OpenAI Impacted by TanStack Supply Chain Attack; TeamPCP Announces Hacking Contest
**OpenAI** has disclosed that two employee devices were affected by the **Mini Shai-Hulud** supply chain attack targeting **TanStack**. This incident, part of a broader campaign by **TeamPCP**, highlights the increasing risks associated with open-source software dependencies and the potential for widespread compromise.

### OpenAI's Response to the TanStack Attack
**OpenAI** confirmed that the compromise did not affect user data, production systems, or intellectual property. "Upon identification of the malicious activity, we worked quickly to investigate, contain, and take steps to protect our systems," the company stated.
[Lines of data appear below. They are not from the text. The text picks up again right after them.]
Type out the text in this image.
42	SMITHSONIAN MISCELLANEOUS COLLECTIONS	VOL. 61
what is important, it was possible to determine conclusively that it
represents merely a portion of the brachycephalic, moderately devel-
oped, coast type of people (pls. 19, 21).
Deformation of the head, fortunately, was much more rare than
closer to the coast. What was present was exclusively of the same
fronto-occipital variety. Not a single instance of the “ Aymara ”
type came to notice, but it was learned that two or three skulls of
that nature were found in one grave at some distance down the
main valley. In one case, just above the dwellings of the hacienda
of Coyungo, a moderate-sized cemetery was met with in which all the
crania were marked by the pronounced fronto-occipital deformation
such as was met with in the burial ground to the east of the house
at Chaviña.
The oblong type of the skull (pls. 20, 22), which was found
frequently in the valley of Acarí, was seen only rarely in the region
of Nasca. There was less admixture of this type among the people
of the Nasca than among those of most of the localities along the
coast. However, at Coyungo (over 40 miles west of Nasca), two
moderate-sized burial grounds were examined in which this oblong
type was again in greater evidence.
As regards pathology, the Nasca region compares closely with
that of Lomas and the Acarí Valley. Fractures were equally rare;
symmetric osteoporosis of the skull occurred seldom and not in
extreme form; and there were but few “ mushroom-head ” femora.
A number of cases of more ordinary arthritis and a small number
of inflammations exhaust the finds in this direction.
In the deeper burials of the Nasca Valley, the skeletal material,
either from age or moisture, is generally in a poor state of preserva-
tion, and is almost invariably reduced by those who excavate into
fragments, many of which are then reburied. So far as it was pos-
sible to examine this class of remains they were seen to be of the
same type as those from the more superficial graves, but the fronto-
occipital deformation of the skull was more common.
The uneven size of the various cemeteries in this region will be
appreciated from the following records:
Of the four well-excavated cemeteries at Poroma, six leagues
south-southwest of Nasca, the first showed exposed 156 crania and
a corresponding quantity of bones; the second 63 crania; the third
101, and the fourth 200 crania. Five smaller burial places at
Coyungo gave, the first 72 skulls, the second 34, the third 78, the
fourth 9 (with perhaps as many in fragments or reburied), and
The attackers gained unauthorized access to a limited subset of internal source code repositories, potentially exfiltrating some credential material. **OpenAI** responded by isolating impacted systems, revoking user sessions, and rotating credentials across affected repositories. They also temporarily restricted code-deployment workflows and audited user and credential behavior.
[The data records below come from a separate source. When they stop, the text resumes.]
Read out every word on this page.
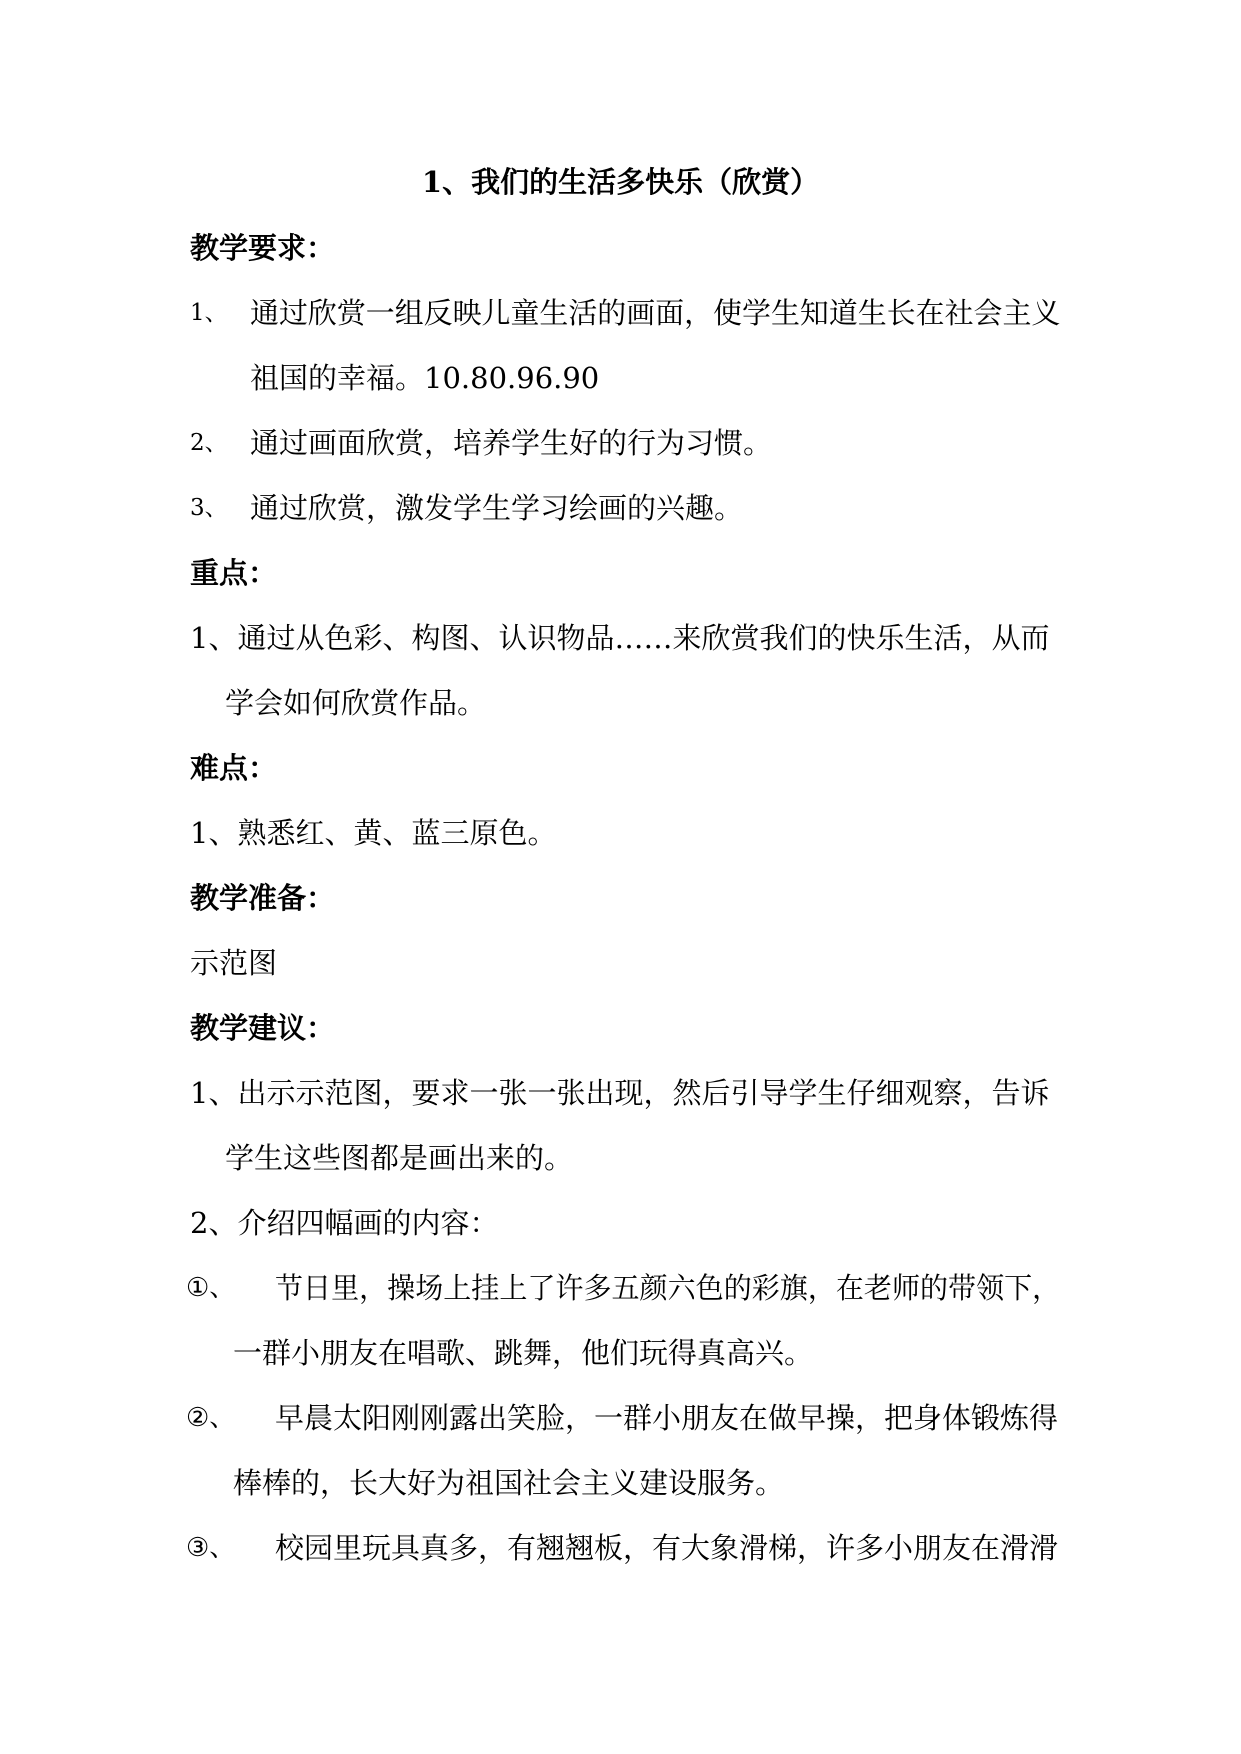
1、我们的生活多快乐（欣赏）
教学要求：
1、 通过欣赏一组反映儿童生活的画面，使学生知道生长在社会主义
祖国的幸福。10.80.96.90
2、 通过画面欣赏，培养学生好的行为习惯。
3、 通过欣赏，激发学生学习绘画的兴趣。
重点：
1、通过从色彩、构图、认识物品……来欣赏我们的快乐生活，从而
学会如何欣赏作品。
难点：
1、熟悉红、黄、蓝三原色。
教学准备：
示范图
教学建议：
1、出示示范图，要求一张一张出现，然后引导学生仔细观察，告诉
学生这些图都是画出来的。
2、介绍四幅画的内容：
①、 节日里，操场上挂上了许多五颜六色的彩旗，在老师的带领下，
一群小朋友在唱歌、跳舞，他们玩得真高兴。
②、 早晨太阳刚刚露出笑脸，一群小朋友在做早操，把身体锻炼得
棒棒的，长大好为祖国社会主义建设服务。
③、 校园里玩具真多，有翘翘板，有大象滑梯，许多小朋友在滑滑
### Certificate Revocation and macOS Updates
Because the compromised repositories included signing certificates for iOS, macOS, and Windows products, **OpenAI** has revoked the certificates and issued new ones. macOS users of ChatGPT Desktop, Codex App, Codex CLI, and Atlas are required to update their apps to the latest versions to prevent the distribution of potentially fake apps. The certificates are scheduled to be revoked on June 12, 2026. Users of Windows and iOS apps do not need to take any action.
This marks the second time **OpenAI** has rotated its code-signing certificates for macOS within a short period. In mid-April 2026, they revoked certificates after a GitHub Actions workflow led to the download of the malicious Axios library, compromised by the North Korean hacking group **UNC1069**.
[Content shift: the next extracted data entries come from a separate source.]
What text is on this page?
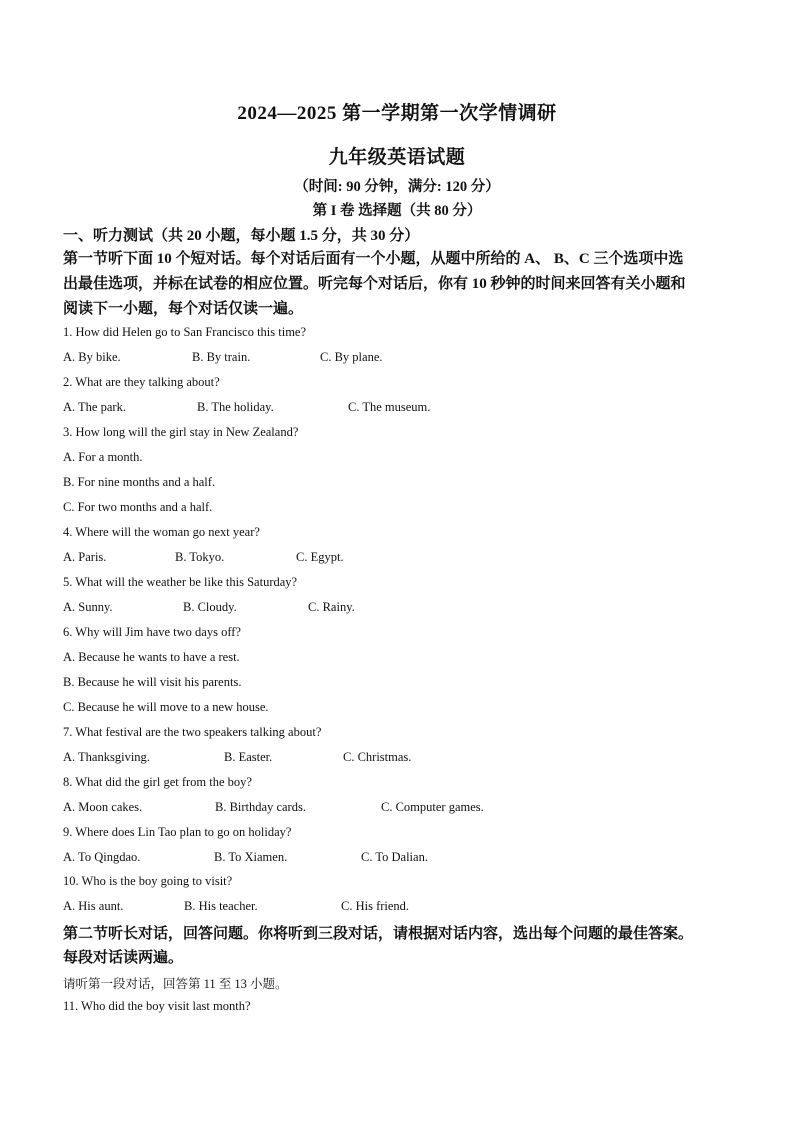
2024—2025 第一学期第一次学情调研
九年级英语试题
（时间: 90 分钟，满分: 120 分）
第 I 卷 选择题（共 80 分）
一、听力测试（共 20 小题，每小题 1.5 分，共 30 分）
第一节听下面 10 个短对话。每个对话后面有一个小题，从题中所给的 A、 B、C 三个选项中选
出最佳选项，并标在试卷的相应位置。听完每个对话后，你有 10 秒钟的时间来回答有关小题和
阅读下一小题，每个对话仅读一遍。
1. How did Helen go to San Francisco this time?
A. By bike.	B. By train.	C. By plane.
2. What are they talking about?
A. The park.	B. The holiday.	C. The museum.
3. How long will the girl stay in New Zealand?
A. For a month.
B. For nine months and a half.
C. For two months and a half.
4. Where will the woman go next year?
A. Paris.	B. Tokyo.	C. Egypt.
5. What will the weather be like this Saturday?
A. Sunny.	B. Cloudy.	C. Rainy.
6. Why will Jim have two days off?
A. Because he wants to have a rest.
B. Because he will visit his parents.
C. Because he will move to a new house.
7. What festival are the two speakers talking about?
A. Thanksgiving.	B. Easter.	C. Christmas.
8. What did the girl get from the boy?
A. Moon cakes.	B. Birthday cards.	C. Computer games.
9. Where does Lin Tao plan to go on holiday?
A. To Qingdao.	B. To Xiamen.	C. To Dalian.
10. Who is the boy going to visit?
A. His aunt.	B. His teacher.	C. His friend.
第二节听长对话，回答问题。你将听到三段对话，请根据对话内容，选出每个问题的最佳答案。
每段对话读两遍。
请听第一段对话，回答第 11 至 13 小题。
11. Who did the boy visit last month?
### The Broader Threat Landscape
**OpenAI** emphasized that this incident reflects a growing trend where attackers target shared software dependencies and development tooling. The interconnected nature of modern software development makes it vulnerable to upstream vulnerabilities that can quickly spread across organizations.
### TeamPCP's Expanding Campaign
**TeamPCP** has claimed responsibility for compromising hundreds of packages associated with **TanStack**, **UiPath**, **Mistral AI**, **OpenSearch**, and **Guardrails AI**. This ongoing supply chain attack aims to distribute malware and steal credentials from developers' systems, further expanding the scope of the breaches.
**TanStack** clarified that no maintainer accounts were directly compromised. Instead, the attackers engineered a path to steal the CI pipeline's publish token through a trusted cache, highlighting the sophistication of the attack.
### Supply Chain Attack Contest
Adding another layer of concern, **TeamPCP** has announced a supply chain attack contest in partnership with **Breached** cybercrime, offering $1,000 in Monero to those who successfully compromise open-source packages using the **Shai-Hulud worm**. The group has also threatened to leak 5GB of internal source code from **Mistral AI**, demanding $25,000 for its non-disclosure.
**Mistral AI** confirmed that it was impacted by the **TanStack** compromise, resulting in trojanized versions of its npm and PyPI SDKs. They also reported that one developer device was affected. There is no evidence to suggest its infrastructure was breached.
### Technical Analysis of the Malware
A detailed analysis of the modular Python toolkit used in the attack reveals that the primary command-and-control (C2) server address ("83.142.209[.]194") is hard-coded. If the primary C2 is unreachable, a fallback mechanism called FIRESCALE is activated.
According to **Hunt.io**, FIRESCALE searches public GitHub commit messages for a signed alternative server URL, verified against an embedded 4096-bit RSA key. Exfiltration occurs through the primary C2 server, FIRESCALE redirect, or the victim's own GitHub repository. The malware's AWS credential harvesting module targets all 19 availability zones, including AWS GovCloud regions.
Interestingly, the malware exhibits destructive behavior on machines geolocated to Israel or Iran, playing audio at maximum volume and deleting accessible files. This behavior, along with the presence of the malware on systems with a Russian locale, suggests a deliberate and targeted operation.
### Infrastructure Analysis
Analysis of the attacker-controlled infrastructure revealed that three different IP addresses in the 83.142.209[.]0/24 subnet have served as C2 servers: 83.142.209[.]194, 83.142.209[.]11, and 83.142.209[.]203. The latter two were used in previous attacks targeting **Checkmarx** and **Telnyx**.
Esteban Borges, head of research at **Hunt.io**, noted that the C2 addresses were first seen with SSH active months before the **TanStack** attack, indicating a period of infrastructure aging.
**Hunt.io** identified the FIRESCALE tool and the modular Python malware as part of a larger toolkit used by **TeamPCP**, including a cloud stealer, a cryptocurrency miner, and VECT ransomware.